De acordo com o médico, a dor relatada pela atriz é um sintoma comum nesses casos. “É uma dor realmente muito forte, que pode vir acompanhada de lacrimejamento, vermelhidão e dificuldade para abrir os olhos. Em algumas situações, o paciente pode ter visão embaçada ou até perda temporária da visão”, afirma.
Risco pode variar conforme a composição
Alguns componentes presentes nas pomadas capilares podem aumentar o risco de irritação ocular, principalmente em produtos sem controle rigoroso de qualidade.
A oftalmologista Juliana Lasneaux, do CBV Hospital de Olhos, diz que fragrâncias em excesso, solventes e determinados conservantes estão entre as substâncias que podem desencadear reações mais intensas.
“Nas pomadas irregulares, esse risco é ainda maior, porque muitas vezes não sabemos exatamente a composição nem a concentração dos ingredientes, o que torna a resposta do olho imprevisível”, afirma.
A especialista explica que, na maioria das situações, os sintomas costumam desaparecer quando o atendimento médico é rápido e o tratamento é adequado. No entanto, a exposição mais intensa ou a demora na avaliação pode trazer complicações.
“Se houver lesão na córnea, pode haver formação de cicatriz e até algum grau de perda visual permanente. Por isso é fundamental procurar atendimento oftalmológico o quanto antes”, alerta.
O que fazer em caso de contato com os olhos?
Ao perceber que a pomada entrou em contato com os olhos, a primeira medida é agir rapidamente para reduzir os efeitos da substância.
Segundo Antônio Sardinha, a recomendação é lavar os olhos imediatamente com água corrente em abundância por vários minutos. Esse procedimento ajuda a diluir o produto e diminuir o potencial de irritação.
O especialista também alerta para um erro comum nesses casos. “Evite esfregar os olhos, porque isso pode piorar a irritação e até causar pequenas lesões. Também não é indicado usar colírios por conta própria sem avaliação médica”, orienta.

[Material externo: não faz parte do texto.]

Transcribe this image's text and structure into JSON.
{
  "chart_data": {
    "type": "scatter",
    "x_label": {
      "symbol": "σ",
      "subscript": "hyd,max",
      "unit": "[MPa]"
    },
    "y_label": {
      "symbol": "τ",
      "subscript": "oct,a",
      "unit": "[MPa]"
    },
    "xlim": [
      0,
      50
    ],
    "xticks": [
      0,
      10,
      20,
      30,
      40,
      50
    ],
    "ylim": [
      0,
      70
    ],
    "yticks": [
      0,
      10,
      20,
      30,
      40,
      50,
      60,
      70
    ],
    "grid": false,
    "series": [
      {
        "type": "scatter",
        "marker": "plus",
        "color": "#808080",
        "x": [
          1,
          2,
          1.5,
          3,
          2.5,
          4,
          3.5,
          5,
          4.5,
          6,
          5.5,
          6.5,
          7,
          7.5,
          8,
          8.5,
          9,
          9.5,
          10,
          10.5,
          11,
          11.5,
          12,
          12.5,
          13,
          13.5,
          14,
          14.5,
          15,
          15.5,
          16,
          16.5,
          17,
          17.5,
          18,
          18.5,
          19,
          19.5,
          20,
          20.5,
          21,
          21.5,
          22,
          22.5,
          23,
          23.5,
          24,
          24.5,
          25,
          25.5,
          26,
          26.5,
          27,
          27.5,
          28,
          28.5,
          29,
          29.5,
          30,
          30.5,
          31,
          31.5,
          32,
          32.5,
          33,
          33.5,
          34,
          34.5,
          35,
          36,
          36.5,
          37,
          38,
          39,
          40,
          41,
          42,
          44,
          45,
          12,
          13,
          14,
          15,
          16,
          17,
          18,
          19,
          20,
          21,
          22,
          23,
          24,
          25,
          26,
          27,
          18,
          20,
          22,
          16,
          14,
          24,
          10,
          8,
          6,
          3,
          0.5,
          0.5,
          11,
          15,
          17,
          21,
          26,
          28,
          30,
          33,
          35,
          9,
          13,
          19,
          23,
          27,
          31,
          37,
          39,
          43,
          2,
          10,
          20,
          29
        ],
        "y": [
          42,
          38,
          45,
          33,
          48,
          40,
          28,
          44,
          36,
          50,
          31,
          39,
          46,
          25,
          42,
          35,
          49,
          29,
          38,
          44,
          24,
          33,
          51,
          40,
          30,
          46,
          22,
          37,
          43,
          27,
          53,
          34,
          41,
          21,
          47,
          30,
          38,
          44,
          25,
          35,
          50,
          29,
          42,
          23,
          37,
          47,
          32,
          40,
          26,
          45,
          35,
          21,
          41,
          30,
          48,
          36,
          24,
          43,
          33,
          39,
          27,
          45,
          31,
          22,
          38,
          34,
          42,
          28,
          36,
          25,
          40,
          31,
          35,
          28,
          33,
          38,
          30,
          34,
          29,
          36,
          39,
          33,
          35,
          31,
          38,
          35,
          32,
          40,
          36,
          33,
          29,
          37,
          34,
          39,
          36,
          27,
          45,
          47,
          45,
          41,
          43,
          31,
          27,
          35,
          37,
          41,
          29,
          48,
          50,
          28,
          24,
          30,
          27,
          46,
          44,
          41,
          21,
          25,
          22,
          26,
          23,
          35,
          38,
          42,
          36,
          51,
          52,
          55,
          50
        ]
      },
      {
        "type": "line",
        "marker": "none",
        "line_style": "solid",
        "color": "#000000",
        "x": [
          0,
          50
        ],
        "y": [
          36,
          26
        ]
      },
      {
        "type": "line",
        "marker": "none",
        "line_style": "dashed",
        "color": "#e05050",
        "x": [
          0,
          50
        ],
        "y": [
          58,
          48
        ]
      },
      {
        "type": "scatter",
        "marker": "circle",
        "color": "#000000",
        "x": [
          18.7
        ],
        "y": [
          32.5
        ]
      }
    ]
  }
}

Prevenção no uso de pomadas
A melhor forma de evitar esse tipo de acidente ainda é o cuidado na escolha e na aplicação dos produtos. Juliana recomenda dar preferência a pomadas com registro e segurança comprovada e evitar o uso de produtos de origem desconhecida.
Além disso, aplicar pequenas quantidades e manter o produto afastado da raiz do cabelo. Em situações como praia, calor intenso ou suor excessivo, o risco de escorrimento aumenta.
“Nessas condições, o ideal é redobrar o cuidado ou até evitar o uso. São medidas simples que ajudam muito a prevenir acidentes”, afirma.
Mesmo quando há melhora inicial dos sintomas, os especialistas reforçam que a avaliação de um oftalmologista é fundamental para garantir que não houve lesões mais profundas na superfície ocular.